Маленькая Фадета вздрогнула; но сейчас же успокоилась и добродушно сказала:

— Ты хочешь, Ландри, чтоб я заставила тебя искупить свою вину наказанием. Нет, мой милый, я считаю, что ты сдержал свое слово тем, что танцовал с такой дурнушкой. А поцеловать ее было бы уже прямо геройством.

— Не говори этого! — воскликнул Ландри, хватая ее за руку. — Поцеловать тебя не может быть наказанием… если только это тебя не огорчает, и я тебе не противен…

Ему страстно хотелось поцеловать Маленькую Фадету, и он дрожал от волнения, что она не согласится на это.

— Послушай, Ландри, — сказала она своим нежным и вкрадчивым голосом: — если бы я была красива, я бы сказала, что не время и не место целоваться здесь украдкой. Если бы я была кокетка, я бы, наоборот, думала, что это подходящее время и место, потому что темнота скрывает мое безобразие и никто тебя здесь не сможет пристыдить. Но я не кокетка и не красавица, и вот что я тебе скажу: пожми мне руку в знак дружбы, и я, которая до сих пор не знала, что такое дружба, буду радоваться ей и никогда не буду стремиться иметь другого друга.

— Хорошо, — сказал Ландри, — я от всего сердца жму твою руку, ты слышишь, Фадета? Но самая искренняя дружба, а моя именно такова, не может помешать нам поцеловаться. Если же ты откажешь мне в этом доказательстве дружбы, я буду думать, что ты имеешь что-нибудь против меня.

И он пытался неожиданно поцеловать ее. Но девушка воспротивилась, а когда он продолжал настаивать, она заплакала и сказала:

— Оставь меня, Ландри! Ты меня очень огорчаешь!

Ландри стоял неподвижно, удивленный и встревоженный ее слезами.

— Я вижу, — сказал он недовольным тоном, — что ты была не искренна со мной. Ты сказала, что желаешь только моей дружбы. По-видимому, какая-то другая, сильнейшая, привязанность мешает тебе меня поцеловать.

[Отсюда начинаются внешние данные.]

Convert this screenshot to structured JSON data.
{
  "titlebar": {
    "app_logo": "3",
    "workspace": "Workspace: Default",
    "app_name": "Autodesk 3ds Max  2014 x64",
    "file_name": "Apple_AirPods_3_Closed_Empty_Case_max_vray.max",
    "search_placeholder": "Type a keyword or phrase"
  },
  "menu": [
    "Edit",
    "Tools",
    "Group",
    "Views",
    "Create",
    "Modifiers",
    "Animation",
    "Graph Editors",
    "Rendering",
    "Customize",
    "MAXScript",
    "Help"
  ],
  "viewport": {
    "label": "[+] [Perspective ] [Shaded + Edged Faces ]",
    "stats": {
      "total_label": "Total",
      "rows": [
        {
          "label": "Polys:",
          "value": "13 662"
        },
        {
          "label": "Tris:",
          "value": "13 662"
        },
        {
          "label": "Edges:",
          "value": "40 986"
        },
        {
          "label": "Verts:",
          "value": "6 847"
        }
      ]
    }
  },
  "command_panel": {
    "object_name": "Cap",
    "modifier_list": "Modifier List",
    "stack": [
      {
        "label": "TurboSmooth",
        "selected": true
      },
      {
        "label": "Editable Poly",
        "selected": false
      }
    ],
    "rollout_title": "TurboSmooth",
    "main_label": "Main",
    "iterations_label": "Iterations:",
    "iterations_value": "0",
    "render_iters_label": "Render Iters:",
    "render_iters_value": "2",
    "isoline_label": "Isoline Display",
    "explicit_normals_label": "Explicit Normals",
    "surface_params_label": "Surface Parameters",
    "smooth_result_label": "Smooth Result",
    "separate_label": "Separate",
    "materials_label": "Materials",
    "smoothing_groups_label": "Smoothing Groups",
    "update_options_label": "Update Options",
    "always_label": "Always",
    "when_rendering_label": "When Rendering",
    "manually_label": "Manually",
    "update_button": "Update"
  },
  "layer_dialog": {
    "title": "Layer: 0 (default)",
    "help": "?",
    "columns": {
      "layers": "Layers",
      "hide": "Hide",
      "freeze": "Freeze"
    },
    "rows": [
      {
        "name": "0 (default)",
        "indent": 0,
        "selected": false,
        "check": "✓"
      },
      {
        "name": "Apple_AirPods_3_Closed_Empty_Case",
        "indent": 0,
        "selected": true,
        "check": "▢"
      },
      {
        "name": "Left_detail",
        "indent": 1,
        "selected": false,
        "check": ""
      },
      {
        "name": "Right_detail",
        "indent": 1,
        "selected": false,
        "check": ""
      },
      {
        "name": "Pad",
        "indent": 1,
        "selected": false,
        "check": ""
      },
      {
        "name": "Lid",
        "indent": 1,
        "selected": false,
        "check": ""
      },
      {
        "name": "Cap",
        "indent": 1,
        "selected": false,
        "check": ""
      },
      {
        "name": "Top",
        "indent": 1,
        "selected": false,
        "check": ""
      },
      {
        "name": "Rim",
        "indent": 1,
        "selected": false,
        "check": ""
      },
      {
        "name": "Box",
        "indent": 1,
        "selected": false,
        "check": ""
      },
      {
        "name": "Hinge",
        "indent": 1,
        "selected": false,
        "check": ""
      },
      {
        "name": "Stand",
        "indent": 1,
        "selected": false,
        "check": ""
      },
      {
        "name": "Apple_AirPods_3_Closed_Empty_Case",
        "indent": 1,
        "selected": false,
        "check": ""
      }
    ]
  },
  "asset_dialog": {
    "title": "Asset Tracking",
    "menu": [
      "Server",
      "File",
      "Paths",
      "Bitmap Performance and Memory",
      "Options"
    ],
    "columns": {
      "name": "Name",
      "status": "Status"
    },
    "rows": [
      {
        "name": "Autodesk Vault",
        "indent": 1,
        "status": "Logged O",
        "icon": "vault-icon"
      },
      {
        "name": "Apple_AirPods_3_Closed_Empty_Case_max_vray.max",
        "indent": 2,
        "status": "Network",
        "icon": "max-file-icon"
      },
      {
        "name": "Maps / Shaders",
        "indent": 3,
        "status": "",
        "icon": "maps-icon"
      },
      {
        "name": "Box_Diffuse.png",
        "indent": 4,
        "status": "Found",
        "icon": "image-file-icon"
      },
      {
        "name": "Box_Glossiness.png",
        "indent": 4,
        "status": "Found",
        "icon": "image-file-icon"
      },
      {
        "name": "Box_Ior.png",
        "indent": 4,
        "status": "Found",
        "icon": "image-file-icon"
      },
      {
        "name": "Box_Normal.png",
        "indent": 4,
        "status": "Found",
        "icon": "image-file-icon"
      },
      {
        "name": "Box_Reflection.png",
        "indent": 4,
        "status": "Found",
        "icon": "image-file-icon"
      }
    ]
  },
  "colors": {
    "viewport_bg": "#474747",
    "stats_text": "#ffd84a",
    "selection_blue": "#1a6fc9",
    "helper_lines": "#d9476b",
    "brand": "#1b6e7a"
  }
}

— Нет, Ландри, — ответила Фаншона, заплакав. — Я боюсь, что завтра днем, когда вы меня увидите, вы возненавидите меня за то, что ночью, в темноте, поцеловали меня.

— Да разве я тебя никогда не видел? — нетерпеливо сказал Ландри: — и разве я тебя сейчас не вижу? Подойди-ка сюда, здесь светит луна, и я тебя отлично вижу. Не знаю, может быть, ты и некрасива, но я люблю твое лицо, потому что я тебя люблю, — вот и все.

И он стал целовать ее; сначала робко и с волнением, а потом с таким увлечением, что она испугалась и оттолкнула его.

— Будет, Ландри, будет! — сказала она. — Можно подумать, что ты со злости целуешь меня или что ты в это время думаешь о Маделоне. Успокойся, завтра я поговорю с ней, и завтра же ты поцелуешь ее с радостью, которой я не могу тебе доставить.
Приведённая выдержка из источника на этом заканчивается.